Tuesday, 15 October 2024 | 00:00

The geopolitical risk premium priced into crude oil markets, which has been relatively subdued for the most part this year, has expanded to yield a USD5-10/bbl variation in crude oil prices from USD3-5/bbl, due to the increased risk of a broader conflict in the Middle East that could disrupt oil supply from countries including Iran, Fitch Ratings says. This has supported a recovery in benchmark prices from the low USD70’s to USD78-80/bbl. However, these prices are still below the average trading levels of 2Q24 and 3Q24 as the fundamental supply and demand situation remains relatively weak.

The global oil market has a structural overhang, which we expect to be the dominant factor driving oil markets irrespective of the risk premium. OPEC spare oil production capacity is still greater than 5mmbbl/d, with 2.2mmbbl/d of voluntary cuts set to be gradually unwound starting later this year. Meanwhile, non-OPEC supply continues to grow and demand growth in China remains tepid owing to a sluggish economic backdrop and continued changes in its energy mix away from oil. Libyan production outages may also be reversed.

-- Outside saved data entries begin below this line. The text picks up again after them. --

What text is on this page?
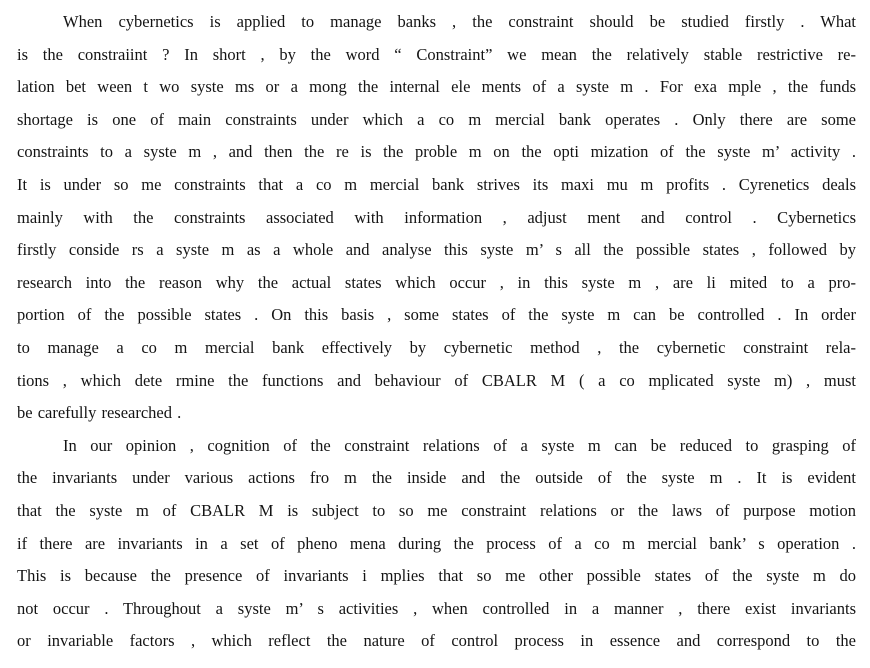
When cybernetics is applied to manage banks , the constraint should be studied firstly . What
is the constraiint ? In short , by the word “ Constraint” we mean the relatively stable restrictive re-
lation bet ween t wo syste ms or a mong the internal ele ments of a syste m . For exa mple , the funds
shortage is one of main constraints under which a co m mercial bank operates . Only there are some
constraints to a syste m , and then the re is the proble m on the opti mization of the syste m’ activity .
It is under so me constraints that a co m mercial bank strives its maxi mu m profits . Cyrenetics deals
mainly with the constraints associated with information , adjust ment and control . Cybernetics
firstly conside rs a syste m as a whole and analyse this syste m’ s all the possible states , followed by
research into the reason why the actual states which occur , in this syste m , are li mited to a pro-
portion of the possible states . On this basis , some states of the syste m can be controlled . In order
to manage a co m mercial bank effectively by cybernetic method , the cybernetic constraint rela-
tions , which dete rmine the functions and behaviour of CBALR M ( a co mplicated syste m) , must
be carefully researched .
In our opinion , cognition of the constraint relations of a syste m can be reduced to grasping of
the invariants under various actions fro m the inside and the outside of the syste m . It is evident
that the syste m of CBALR M is subject to so me constraint relations or the laws of purpose motion
if there are invariants in a set of pheno mena during the process of a co m mercial bank’ s operation .
This is because the presence of invariants i mplies that so me other possible states of the syste m do
not occur . Throughout a syste m’ s activities , when controlled in a manner , there exist invariants
or invariable factors , which reflect the nature of control process in essence and correspond to the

Our current base case oil price assumptions are that Brent will average USD70/bbl in 2025, largely to reflect the downside risk to the market posed by fundamental supply and demand factors. We treat geopolitical risk as an event risk for the rating of issuers directly exposed to the conflict.

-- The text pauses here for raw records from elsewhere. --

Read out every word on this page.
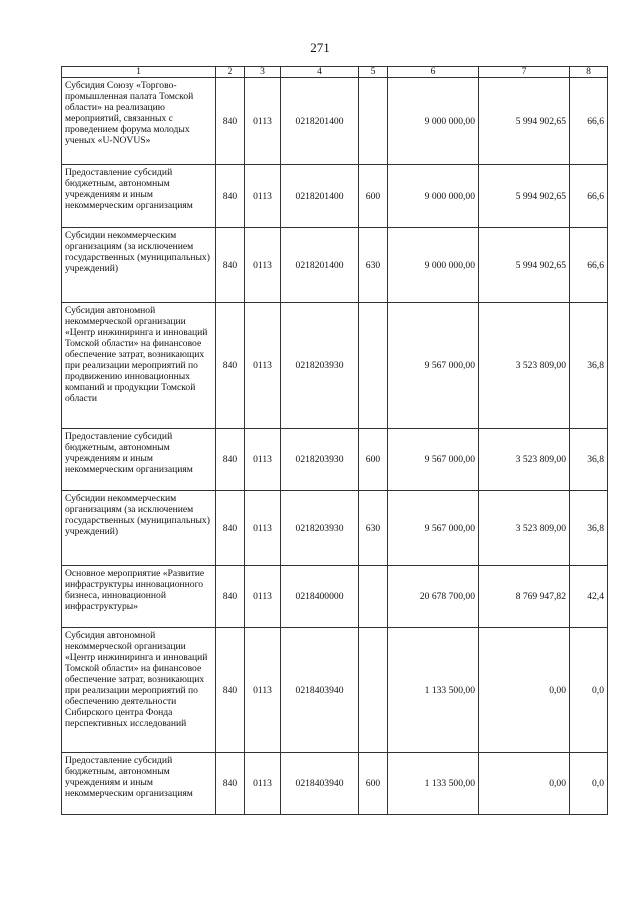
271
1	2	3	4	5	6	7	8
Субсидия Союзу «Торгово-промышленная палата Томской области» на реализацию мероприятий, связанных с проведением форума молодых ученых «U-NOVUS»	840	0113	0218201400		9 000 000,00	5 994 902,65	66,6
Предоставление субсидий бюджетным, автономным учреждениям и иным некоммерческим организациям	840	0113	0218201400	600	9 000 000,00	5 994 902,65	66,6
Субсидии некоммерческим организациям (за исключением государственных (муниципальных) учреждений)	840	0113	0218201400	630	9 000 000,00	5 994 902,65	66,6
Субсидия автономной некоммерческой организации «Центр инжиниринга и инноваций Томской области» на финансовое обеспечение затрат, возникающих при реализации мероприятий по продвижению инновационных компаний и продукции Томской области	840	0113	0218203930		9 567 000,00	3 523 809,00	36,8
Предоставление субсидий бюджетным, автономным учреждениям и иным некоммерческим организациям	840	0113	0218203930	600	9 567 000,00	3 523 809,00	36,8
Субсидии некоммерческим организациям (за исключением государственных (муниципальных) учреждений)	840	0113	0218203930	630	9 567 000,00	3 523 809,00	36,8
Основное мероприятие «Развитие инфраструктуры инновационного бизнеса, инновационной инфраструктуры»	840	0113	0218400000		20 678 700,00	8 769 947,82	42,4
Субсидия автономной некоммерческой организации «Центр инжиниринга и инноваций Томской области» на финансовое обеспечение затрат, возникающих при реализации мероприятий по обеспечению деятельности Сибирского центра Фонда перспективных исследований	840	0113	0218403940		1 133 500,00	0,00	0,0
Предоставление субсидий бюджетным, автономным учреждениям и иным некоммерческим организациям	840	0113	0218403940	600	1 133 500,00	0,00	0,0
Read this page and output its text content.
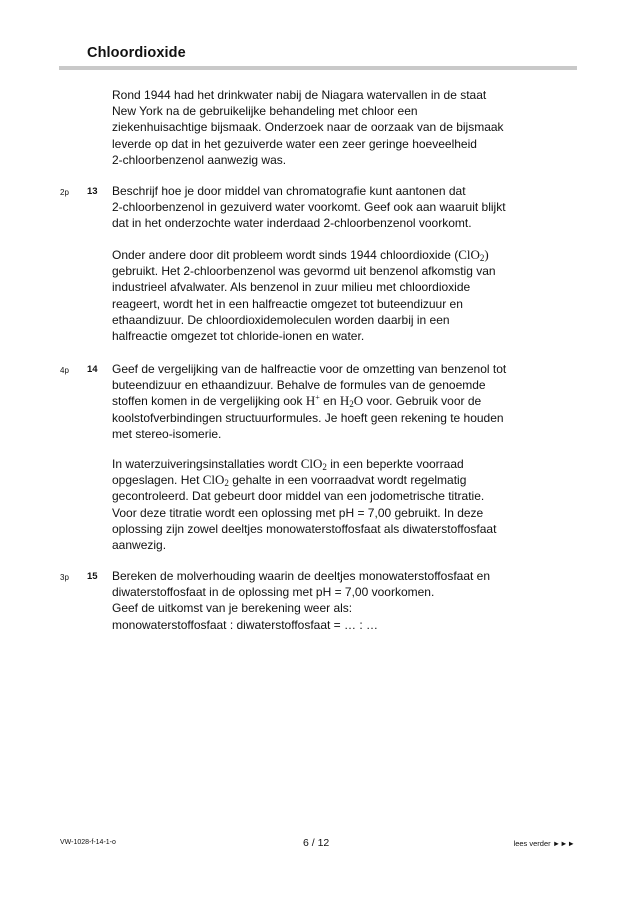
Chloordioxide

Rond 1944 had het drinkwater nabij de Niagara watervallen in de staat
New York na de gebruikelijke behandeling met chloor een
ziekenhuisachtige bijsmaak. Onderzoek naar de oorzaak van de bijsmaak
leverde op dat in het gezuiverde water een zeer geringe hoeveelheid
2-chloorbenzenol aanwezig was.

2p 13 Beschrijf hoe je door middel van chromatografie kunt aantonen dat
2-chloorbenzenol in gezuiverd water voorkomt. Geef ook aan waaruit blijkt
dat in het onderzochte water inderdaad 2-chloorbenzenol voorkomt.

Onder andere door dit probleem wordt sinds 1944 chloordioxide (ClO$_2$)
gebruikt. Het 2-chloorbenzenol was gevormd uit benzenol afkomstig van
industrieel afvalwater. Als benzenol in zuur milieu met chloordioxide
reageert, wordt het in een halfreactie omgezet tot buteendizuur en
ethaandizuur. De chloordioxidemoleculen worden daarbij in een
halfreactie omgezet tot chloride-ionen en water.

4p 14 Geef de vergelijking van de halfreactie voor de omzetting van benzenol tot
buteendizuur en ethaandizuur. Behalve de formules van de genoemde
stoffen komen in de vergelijking ook H+ en $H_2O$ voor. Gebruik voor de
koolstofverbindingen structuurformules. Je hoeft geen rekening te houden
met stereo-isomerie.

In waterzuiveringsinstallaties wordt ClO$_2$ in een beperkte voorraad
opgeslagen. Het ClO$_2$ gehalte in een voorraadvat wordt regelmatig
gecontroleerd. Dat gebeurt door middel van een jodometrische titratie.
Voor deze titratie wordt een oplossing met pH = 7,00 gebruikt. In deze
oplossing zijn zowel deeltjes monowaterstoffosfaat als diwaterstoffosfaat
aanwezig.

3p 15 Bereken de molverhouding waarin de deeltjes monowaterstoffosfaat en
diwaterstoffosfaat in de oplossing met pH = 7,00 voorkomen.
Geef de uitkomst van je berekening weer als:
monowaterstoffosfaat : diwaterstoffosfaat = … : …

VW-1028-f-14-1-o	6 / 12	lees verder ►►►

For Energean plc (BB-/Stable), an oil and gas producer highly exposed to physical risk due to its Israel-focused offshore asset base we model a three-month production loss at its Israeli assets into our assessment of the company’s forward-looking liquidity and credit metrics. We treat a potential larger disruption to its operations as an event risk.

Israeli chemicals company ICL Group Ltd. (BBB-/Stable) is less exposed to physical risk, but is still operationally affected by the conflict. We directly reflect the impact of lower staffing levels resulting in production losses in our rating case forecast for the company. We treat the company’s exposure to broader supply chain disruptions, increased costs, and other factors as event risk.

We will continue to monitor the situation for potential developments that may warrant a revision to any of our assumptions, but view the current risk to be fully encapsulated in our ratings and price deck.